Described by some as a 'Brief Encounter' for the new millennium - it will either grab your attention completely or it will leave you cold. Unlike some reviewers I do not believe that you need to have visited Japan to 'get' this film (it will help you get a couple of the jokes) but a familiarity with business travel and hotel living does help. I suspect that one's enjoyment of this film can be determined by the extent to which you can identify with the two leads - I am old enough and cynical enough to be able to identify with Murray but young enough to remember the feelings of confusion of the recently graduated and hence able to identify with Johansson. Therefore, it should come as no surprise that I love this film.
swathes of melancholy
i have rarely found myself identifying so emotionally with the work of Hollywood royalty, but here i see the potential that ms coppola could quite soon outshine her illustrious father and her equally lauded cousin.
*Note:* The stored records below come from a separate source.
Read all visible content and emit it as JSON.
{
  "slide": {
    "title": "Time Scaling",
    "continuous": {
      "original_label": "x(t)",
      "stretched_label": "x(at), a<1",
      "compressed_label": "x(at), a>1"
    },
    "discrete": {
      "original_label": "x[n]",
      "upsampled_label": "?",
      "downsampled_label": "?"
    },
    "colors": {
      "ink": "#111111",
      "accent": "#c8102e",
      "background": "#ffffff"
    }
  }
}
it is a little troubling to explain the qualities that elevated lot in translation for me, but the lead performances are not a bad place to start. at first i found the casting a little peculiar, bill murray as a hollywood action film star having a mid-life crisis and tying up the final pay days at the end of his career? not really an obvious choice. And scarlett johansson, well, seeing her as intellectual 20-year old isn't easy. but the effortlessness of the two leads belies an astonishingly accurate and sympathetic portrayal of the two characters. giovanni ribisi is as adaptable as ever and pulls off those astonishing sunglasses with surprising ease!
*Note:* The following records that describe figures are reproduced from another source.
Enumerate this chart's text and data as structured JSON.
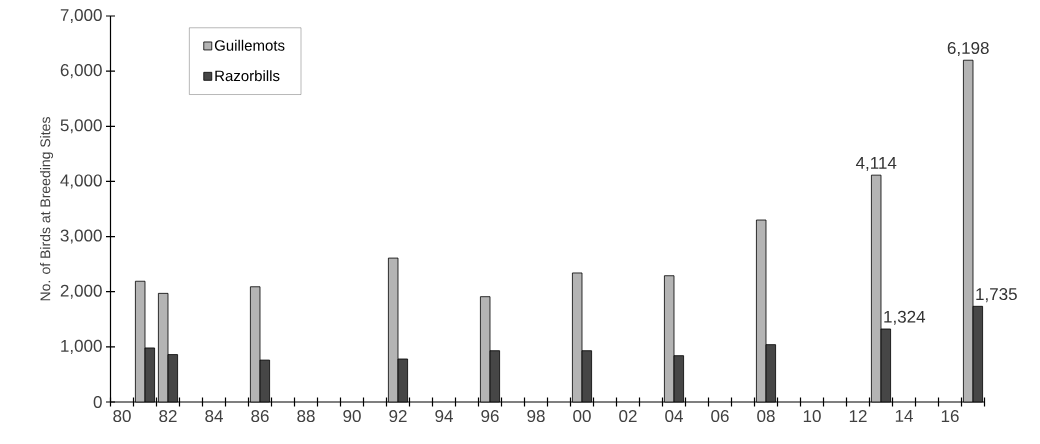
{
  "chart_data": {
    "type": "bar",
    "ylabel": "No. of Birds at Breeding Sites",
    "categories": [
      "80",
      null,
      "82",
      null,
      "84",
      null,
      "86",
      null,
      "88",
      null,
      "90",
      null,
      "92",
      null,
      "94",
      null,
      "96",
      null,
      "98",
      null,
      "00",
      null,
      "02",
      null,
      "04",
      null,
      "06",
      null,
      "08",
      null,
      "10",
      null,
      "12",
      null,
      "14",
      null,
      "16",
      null
    ],
    "series": [
      {
        "name": "Guillemots",
        "color": "#b4b4b4",
        "values": [
          null,
          2190,
          1970,
          null,
          null,
          null,
          2090,
          null,
          null,
          null,
          null,
          null,
          2610,
          null,
          null,
          null,
          1910,
          null,
          null,
          null,
          2340,
          null,
          null,
          null,
          2290,
          null,
          null,
          null,
          3300,
          null,
          null,
          null,
          null,
          4114,
          null,
          null,
          null,
          6198
        ],
        "value_labels": [
          null,
          null,
          null,
          null,
          null,
          null,
          null,
          null,
          null,
          null,
          null,
          null,
          null,
          null,
          null,
          null,
          null,
          null,
          null,
          null,
          null,
          null,
          null,
          null,
          null,
          null,
          null,
          null,
          null,
          null,
          null,
          null,
          null,
          "4,114",
          null,
          null,
          null,
          "6,198"
        ]
      },
      {
        "name": "Razorbills",
        "color": "#464646",
        "values": [
          null,
          980,
          860,
          null,
          null,
          null,
          760,
          null,
          null,
          null,
          null,
          null,
          780,
          null,
          null,
          null,
          930,
          null,
          null,
          null,
          930,
          null,
          null,
          null,
          840,
          null,
          null,
          null,
          1040,
          null,
          null,
          null,
          null,
          1324,
          null,
          null,
          null,
          1735
        ],
        "value_labels": [
          null,
          null,
          null,
          null,
          null,
          null,
          null,
          null,
          null,
          null,
          null,
          null,
          null,
          null,
          null,
          null,
          null,
          null,
          null,
          null,
          null,
          null,
          null,
          null,
          null,
          null,
          null,
          null,
          null,
          null,
          null,
          null,
          null,
          "1,324",
          null,
          null,
          null,
          "1,735"
        ]
      }
    ],
    "ylim": [
      0,
      7000
    ],
    "yticks": [
      0,
      {
        "value": 1000,
        "label": "1,000"
      },
      {
        "value": 2000,
        "label": "2,000"
      },
      {
        "value": 3000,
        "label": "3,000"
      },
      {
        "value": 4000,
        "label": "4,000"
      },
      {
        "value": 5000,
        "label": "5,000"
      },
      {
        "value": 6000,
        "label": "6,000"
      },
      {
        "value": 7000,
        "label": "7,000"
      }
    ],
    "grid": false,
    "legend": "top left"
  }
}
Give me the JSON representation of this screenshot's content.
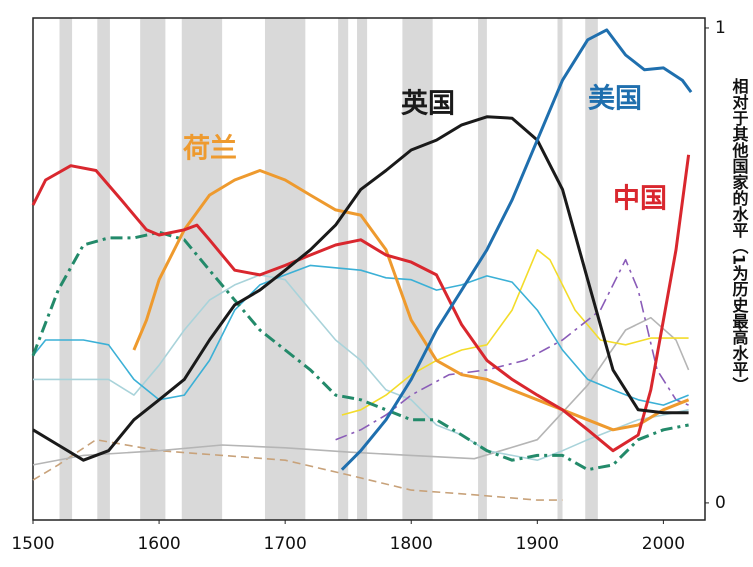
{
  "chart_data": {
    "type": "line",
    "y_axis_label": "相对于其他国家的水平（1为历史最高水平）",
    "xlim": [
      1500,
      2033
    ],
    "ylim": [
      -0.036,
      1.021
    ],
    "xticks": [
      1500,
      1600,
      1700,
      1800,
      1900,
      2000
    ],
    "yticks": [
      0,
      1
    ],
    "grid": false,
    "shaded_periods": [
      [
        1521,
        1531
      ],
      [
        1551,
        1561
      ],
      [
        1585,
        1605
      ],
      [
        1618,
        1650
      ],
      [
        1684,
        1716
      ],
      [
        1742,
        1750
      ],
      [
        1757,
        1765
      ],
      [
        1793,
        1817
      ],
      [
        1853,
        1860
      ],
      [
        1916,
        1920
      ],
      [
        1938,
        1948
      ]
    ],
    "shade_color": "#d9d9d9",
    "series": [
      {
        "color": "#c8a27a",
        "dash": "dashed",
        "x": [
          1500,
          1520,
          1550,
          1600,
          1650,
          1700,
          1750,
          1800,
          1850,
          1900,
          1920
        ],
        "values": [
          0.048,
          0.08,
          0.133,
          0.11,
          0.1,
          0.09,
          0.059,
          0.027,
          0.017,
          0.006,
          0.006
        ]
      },
      {
        "color": "#b5b5b5",
        "x": [
          1500,
          1540,
          1600,
          1650,
          1700,
          1750,
          1800,
          1850,
          1900,
          1940,
          1970,
          1990,
          2010,
          2020
        ],
        "values": [
          0.08,
          0.1,
          0.11,
          0.122,
          0.116,
          0.107,
          0.1,
          0.093,
          0.133,
          0.248,
          0.364,
          0.39,
          0.343,
          0.28
        ]
      },
      {
        "color": "#a9d3da",
        "x": [
          1500,
          1520,
          1560,
          1580,
          1600,
          1620,
          1640,
          1660,
          1680,
          1700,
          1720,
          1740,
          1760,
          1780,
          1800,
          1820,
          1840,
          1860,
          1880,
          1900,
          1920,
          1940,
          1960,
          1980,
          2000,
          2020
        ],
        "values": [
          0.26,
          0.26,
          0.26,
          0.227,
          0.29,
          0.364,
          0.427,
          0.459,
          0.48,
          0.47,
          0.406,
          0.343,
          0.3,
          0.238,
          0.217,
          0.164,
          0.143,
          0.11,
          0.1,
          0.09,
          0.11,
          0.133,
          0.154,
          0.175,
          0.185,
          0.196
        ]
      },
      {
        "color": "#f3dc2a",
        "x": [
          1745,
          1760,
          1780,
          1800,
          1820,
          1840,
          1860,
          1880,
          1900,
          1910,
          1930,
          1950,
          1970,
          1990,
          2020
        ],
        "values": [
          0.185,
          0.196,
          0.227,
          0.27,
          0.3,
          0.322,
          0.333,
          0.406,
          0.533,
          0.512,
          0.406,
          0.343,
          0.333,
          0.347,
          0.347
        ]
      },
      {
        "color": "#8a5cb8",
        "dash": "dashdot",
        "x": [
          1740,
          1760,
          1780,
          1800,
          1830,
          1860,
          1890,
          1920,
          1950,
          1970,
          1980,
          1995,
          2010,
          2020
        ],
        "values": [
          0.133,
          0.154,
          0.185,
          0.227,
          0.27,
          0.28,
          0.3,
          0.343,
          0.406,
          0.512,
          0.448,
          0.28,
          0.217,
          0.206
        ]
      },
      {
        "color": "#3bb0d6",
        "x": [
          1500,
          1510,
          1540,
          1560,
          1580,
          1600,
          1620,
          1640,
          1660,
          1680,
          1700,
          1720,
          1740,
          1760,
          1780,
          1800,
          1820,
          1840,
          1860,
          1880,
          1900,
          1920,
          1940,
          1960,
          1980,
          2000,
          2020
        ],
        "values": [
          0.31,
          0.343,
          0.343,
          0.333,
          0.26,
          0.217,
          0.227,
          0.3,
          0.406,
          0.459,
          0.48,
          0.5,
          0.495,
          0.49,
          0.474,
          0.47,
          0.448,
          0.459,
          0.478,
          0.465,
          0.406,
          0.322,
          0.26,
          0.238,
          0.217,
          0.206,
          0.227
        ]
      },
      {
        "color": "#238a6a",
        "dash": "dashdot",
        "x": [
          1500,
          1520,
          1540,
          1560,
          1580,
          1600,
          1620,
          1640,
          1660,
          1680,
          1700,
          1720,
          1740,
          1760,
          1780,
          1800,
          1820,
          1840,
          1860,
          1880,
          1900,
          1920,
          1940,
          1960,
          1980,
          2000,
          2020
        ],
        "values": [
          0.31,
          0.448,
          0.543,
          0.558,
          0.558,
          0.57,
          0.554,
          0.49,
          0.427,
          0.364,
          0.322,
          0.28,
          0.227,
          0.217,
          0.196,
          0.175,
          0.175,
          0.143,
          0.11,
          0.09,
          0.1,
          0.1,
          0.07,
          0.08,
          0.133,
          0.154,
          0.164
        ]
      },
      {
        "name": "荷兰",
        "color": "#ee9a2e",
        "x": [
          1580,
          1590,
          1600,
          1620,
          1640,
          1660,
          1680,
          1700,
          1720,
          1740,
          1760,
          1780,
          1800,
          1820,
          1840,
          1860,
          1880,
          1900,
          1920,
          1940,
          1960,
          1980,
          2000,
          2020
        ],
        "values": [
          0.322,
          0.385,
          0.47,
          0.575,
          0.648,
          0.68,
          0.7,
          0.68,
          0.648,
          0.617,
          0.606,
          0.533,
          0.385,
          0.3,
          0.27,
          0.26,
          0.238,
          0.217,
          0.196,
          0.175,
          0.154,
          0.164,
          0.196,
          0.217
        ]
      },
      {
        "name": "中国",
        "color": "#d9272e",
        "x": [
          1500,
          1510,
          1530,
          1550,
          1570,
          1590,
          1600,
          1620,
          1630,
          1640,
          1660,
          1680,
          1700,
          1720,
          1740,
          1760,
          1780,
          1800,
          1820,
          1840,
          1860,
          1880,
          1900,
          1920,
          1940,
          1960,
          1980,
          1990,
          2000,
          2010,
          2020
        ],
        "values": [
          0.627,
          0.68,
          0.71,
          0.7,
          0.638,
          0.575,
          0.564,
          0.575,
          0.585,
          0.554,
          0.49,
          0.48,
          0.5,
          0.522,
          0.543,
          0.554,
          0.522,
          0.507,
          0.48,
          0.375,
          0.3,
          0.26,
          0.227,
          0.196,
          0.154,
          0.11,
          0.143,
          0.238,
          0.385,
          0.533,
          0.733
        ]
      },
      {
        "name": "英国",
        "color": "#1a1a1a",
        "x": [
          1500,
          1520,
          1540,
          1560,
          1580,
          1600,
          1620,
          1640,
          1660,
          1680,
          1700,
          1720,
          1740,
          1760,
          1780,
          1800,
          1820,
          1840,
          1860,
          1880,
          1900,
          1920,
          1940,
          1960,
          1980,
          2000,
          2020
        ],
        "values": [
          0.154,
          0.122,
          0.09,
          0.11,
          0.175,
          0.217,
          0.26,
          0.343,
          0.417,
          0.448,
          0.49,
          0.533,
          0.585,
          0.66,
          0.7,
          0.743,
          0.764,
          0.796,
          0.813,
          0.81,
          0.764,
          0.66,
          0.47,
          0.28,
          0.196,
          0.19,
          0.19
        ]
      },
      {
        "name": "美国",
        "color": "#1f6fae",
        "x": [
          1745,
          1760,
          1780,
          1800,
          1820,
          1840,
          1860,
          1880,
          1900,
          1920,
          1940,
          1955,
          1970,
          1985,
          2000,
          2015,
          2022
        ],
        "values": [
          0.07,
          0.11,
          0.175,
          0.26,
          0.364,
          0.448,
          0.533,
          0.638,
          0.764,
          0.89,
          0.975,
          0.996,
          0.943,
          0.912,
          0.916,
          0.89,
          0.865
        ]
      }
    ]
  }
}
but coppola is not necessarily blessed, it seems she has teased the best bits of her location, her editor, her actors and her cinematographer because everything fits together beautifully and moves seamlessly from encounter to encounter. bill murray's expressions in the lap-dancing club, johansson's melancholic meanderings through beautiful japanese parks and buddhist temples were some of the highlights for me and the excellent choice of music did the imagery no harm whatsoever.
what finally won me over was the concept of it all. i find the idea of taking people out of their comfort zone and asking them to react to new surroundings or new cultures endlessly fascinating. in this case, it is two americans dropped in the most foreign of asian cultures and being isolated so that they must ask thequestions that appear to have been haunting them. but this is more than just a study, it is also the suggestion of something sad and something bautiful always going hand in hand. perhaps that, though everything seems wrong, there is hope in each other, there is hope in something with which we dont yet identify.
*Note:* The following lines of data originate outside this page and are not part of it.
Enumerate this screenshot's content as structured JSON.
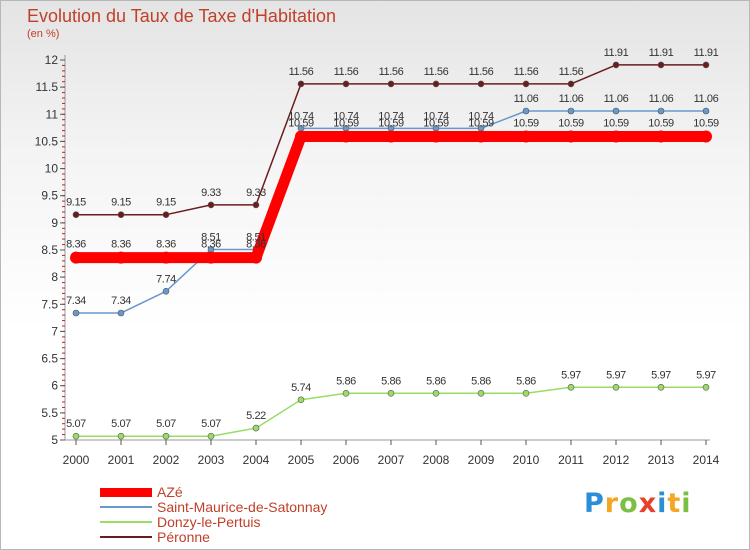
{
  "header": {
    "title": "Evolution du Taux de Taxe d'Habitation",
    "unit": "(en %)"
  },
  "chart_data": {
    "type": "line",
    "title": "Evolution du Taux de Taxe d'Habitation",
    "subtitle": "(en %)",
    "xlabel": "",
    "ylabel": "",
    "x": [
      "2000",
      "2001",
      "2002",
      "2003",
      "2004",
      "2005",
      "2006",
      "2007",
      "2008",
      "2009",
      "2010",
      "2011",
      "2012",
      "2013",
      "2014"
    ],
    "ylim": [
      5,
      12
    ],
    "yticks": [
      "5",
      "5.5",
      "6",
      "6.5",
      "7",
      "7.5",
      "8",
      "8.5",
      "9",
      "9.5",
      "10",
      "10.5",
      "11",
      "11.5",
      "12"
    ],
    "grid": false,
    "legend": "bottom-left",
    "series": [
      {
        "name": "AZé",
        "color": "#ff0000",
        "values": [
          8.36,
          8.36,
          8.36,
          8.36,
          8.36,
          10.59,
          10.59,
          10.59,
          10.59,
          10.59,
          10.59,
          10.59,
          10.59,
          10.59,
          10.59
        ],
        "labels": [
          "8.36",
          "8.36",
          "8.36",
          "8.36",
          "8.36",
          "10.59",
          "10.59",
          "10.59",
          "10.59",
          "10.59",
          "10.59",
          "10.59",
          "10.59",
          "10.59",
          "10.59"
        ]
      },
      {
        "name": "Saint-Maurice-de-Satonnay",
        "color": "#6699cc",
        "values": [
          7.34,
          7.34,
          7.74,
          8.51,
          8.51,
          10.74,
          10.74,
          10.74,
          10.74,
          10.74,
          11.06,
          11.06,
          11.06,
          11.06,
          11.06
        ],
        "labels": [
          "7.34",
          "7.34",
          "7.74",
          "8.51",
          "8.51",
          "10.74",
          "10.74",
          "10.74",
          "10.74",
          "10.74",
          "11.06",
          "11.06",
          "11.06",
          "11.06",
          "11.06"
        ]
      },
      {
        "name": "Donzy-le-Pertuis",
        "color": "#99dd66",
        "values": [
          5.07,
          5.07,
          5.07,
          5.07,
          5.22,
          5.74,
          5.86,
          5.86,
          5.86,
          5.86,
          5.86,
          5.97,
          5.97,
          5.97,
          5.97
        ],
        "labels": [
          "5.07",
          "5.07",
          "5.07",
          "5.07",
          "5.22",
          "5.74",
          "5.86",
          "5.86",
          "5.86",
          "5.86",
          "5.86",
          "5.97",
          "5.97",
          "5.97",
          "5.97"
        ]
      },
      {
        "name": "Péronne",
        "color": "#6b1c1c",
        "values": [
          9.15,
          9.15,
          9.15,
          9.33,
          9.33,
          11.56,
          11.56,
          11.56,
          11.56,
          11.56,
          11.56,
          11.56,
          11.91,
          11.91,
          11.91
        ],
        "labels": [
          "9.15",
          "9.15",
          "9.15",
          "9.33",
          "9.33",
          "11.56",
          "11.56",
          "11.56",
          "11.56",
          "11.56",
          "11.56",
          "11.56",
          "11.91",
          "11.91",
          "11.91"
        ]
      }
    ]
  },
  "legend": {
    "items": [
      {
        "label": "AZé",
        "color": "#ff0000"
      },
      {
        "label": "Saint-Maurice-de-Satonnay",
        "color": "#6699cc"
      },
      {
        "label": "Donzy-le-Pertuis",
        "color": "#99dd66"
      },
      {
        "label": "Péronne",
        "color": "#6b1c1c"
      }
    ]
  },
  "logo": {
    "letters": [
      "P",
      "r",
      "o",
      "x",
      "i",
      "t",
      "i"
    ],
    "colors": [
      "#2a8fd6",
      "#f5a623",
      "#7bc043",
      "#e8402a",
      "#2a8fd6",
      "#f5a623",
      "#7bc043"
    ]
  }
}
i can see that this won't appeal to every audience, it plays more arthouse than hollywood, more foreign film than american. but those are not criticisms for me and i had the pleasure of sitting back and immersing myself in the swathes of melancholy that seem to surrond the characters, like a humid, pervasive climate. i'm not sure if that counts as entertainment? but i certainly found it moving, and that, to me, is the mark of something wonderful indeed. i would recommend 'the unbearable lightness of being' as something evocative of similar emotions. it is certainly a marked improvement from 'the virgin suicides'.